80 years ago today…
80 years ago today, we awoke to a nightmare – if we ever went to sleep at all.
80 years ago today, any one who closed their eyes to the increasing hate that filled Greater Germany saw the broken glass of their synagogues, shops and homes and could no longer deny the darkness and hate that pervaded society.
We used to call this day Kristallnacht – the night of broken glass — but it was not just one night.
We now call it the November 1938 pogroms. It was a wave of violent assaults on Jewish sites – both our holy sanctuaries and our homes. It was a wave propelled by many forces – antisemitism, economic depression, scapegoating, the Nazification of German churches, an ideology of nationalism and Nazi white supremacy.
80 years ago today, our Jewish world in much of Europe would turn from one of facing discrimination to facing deportation and ultimately death – systematic state sponsored murder.
That shattering continues… Charlottesville, Pittsburgh, swastikas that increasingly show up in our schools and in our neighborhoods.
A mystical teaching says that God created the world through brokenness. Rabbi Isaac Luria of Safed taught that in the beginning God filled all time and space. To make room for humanity, God needed to contract, so God channeled God’s light into clay vessels.

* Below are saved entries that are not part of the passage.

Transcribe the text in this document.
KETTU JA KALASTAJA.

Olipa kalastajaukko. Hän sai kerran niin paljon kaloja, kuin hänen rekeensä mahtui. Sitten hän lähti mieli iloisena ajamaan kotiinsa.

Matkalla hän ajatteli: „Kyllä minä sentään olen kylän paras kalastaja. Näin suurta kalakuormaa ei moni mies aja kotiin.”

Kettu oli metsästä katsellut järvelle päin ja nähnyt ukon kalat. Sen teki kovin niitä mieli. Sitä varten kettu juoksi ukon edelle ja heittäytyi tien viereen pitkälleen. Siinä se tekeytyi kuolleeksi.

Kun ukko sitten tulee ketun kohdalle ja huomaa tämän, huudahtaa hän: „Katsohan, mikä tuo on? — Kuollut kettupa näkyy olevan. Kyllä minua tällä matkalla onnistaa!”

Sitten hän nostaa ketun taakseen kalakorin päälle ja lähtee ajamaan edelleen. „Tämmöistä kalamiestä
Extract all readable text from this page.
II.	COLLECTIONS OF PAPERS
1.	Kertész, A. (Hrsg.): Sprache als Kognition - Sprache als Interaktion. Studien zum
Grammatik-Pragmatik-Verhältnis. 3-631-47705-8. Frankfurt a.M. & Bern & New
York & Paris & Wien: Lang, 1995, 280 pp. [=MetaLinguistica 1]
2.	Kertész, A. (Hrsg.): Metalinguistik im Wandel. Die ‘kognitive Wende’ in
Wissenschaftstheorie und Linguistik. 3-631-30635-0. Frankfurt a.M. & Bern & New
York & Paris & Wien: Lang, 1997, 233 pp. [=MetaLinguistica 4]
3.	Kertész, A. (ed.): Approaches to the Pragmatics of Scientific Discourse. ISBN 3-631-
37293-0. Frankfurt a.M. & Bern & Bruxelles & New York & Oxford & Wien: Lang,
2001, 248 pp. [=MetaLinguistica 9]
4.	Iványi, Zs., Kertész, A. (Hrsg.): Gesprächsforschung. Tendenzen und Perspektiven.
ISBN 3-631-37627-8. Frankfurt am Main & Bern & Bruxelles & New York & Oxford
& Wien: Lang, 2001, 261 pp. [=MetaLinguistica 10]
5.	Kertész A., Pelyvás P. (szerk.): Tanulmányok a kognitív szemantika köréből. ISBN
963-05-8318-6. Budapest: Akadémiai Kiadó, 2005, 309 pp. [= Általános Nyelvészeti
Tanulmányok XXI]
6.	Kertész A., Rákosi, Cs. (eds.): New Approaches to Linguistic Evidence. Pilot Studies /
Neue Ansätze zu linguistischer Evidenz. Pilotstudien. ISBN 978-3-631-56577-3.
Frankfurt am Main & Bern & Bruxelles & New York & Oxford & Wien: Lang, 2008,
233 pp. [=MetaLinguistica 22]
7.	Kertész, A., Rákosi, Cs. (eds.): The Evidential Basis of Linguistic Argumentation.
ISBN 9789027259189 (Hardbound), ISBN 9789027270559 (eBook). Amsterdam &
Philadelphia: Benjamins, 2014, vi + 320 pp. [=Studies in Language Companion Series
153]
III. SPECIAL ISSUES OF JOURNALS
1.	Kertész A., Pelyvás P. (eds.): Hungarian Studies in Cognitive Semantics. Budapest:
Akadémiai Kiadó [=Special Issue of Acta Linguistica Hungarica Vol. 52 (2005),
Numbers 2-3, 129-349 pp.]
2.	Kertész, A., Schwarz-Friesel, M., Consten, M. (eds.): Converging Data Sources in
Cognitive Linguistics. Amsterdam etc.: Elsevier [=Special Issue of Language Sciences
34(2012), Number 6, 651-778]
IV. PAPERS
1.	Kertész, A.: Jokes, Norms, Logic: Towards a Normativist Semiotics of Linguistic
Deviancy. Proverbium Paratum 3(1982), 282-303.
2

Yet the vessels could not contain that powerful light, hence creation turned to calamity as the vessels shattered and the shards containing God’s light crashed to the earth. Healing comes through Tikkun Olam, our picking up the shattered shards and redeeming divine light as we repair the world.
80 years ago today we awoke to broken glass. Today, lives broken by violence and hate continue to abound.
Our task is to pick up the broken shards in whatever ways we can. With large acts of advocacy to change the realities we see and with small acts of love, of support for others’ differences, and with celebrating loudly and proudly what makes us unique.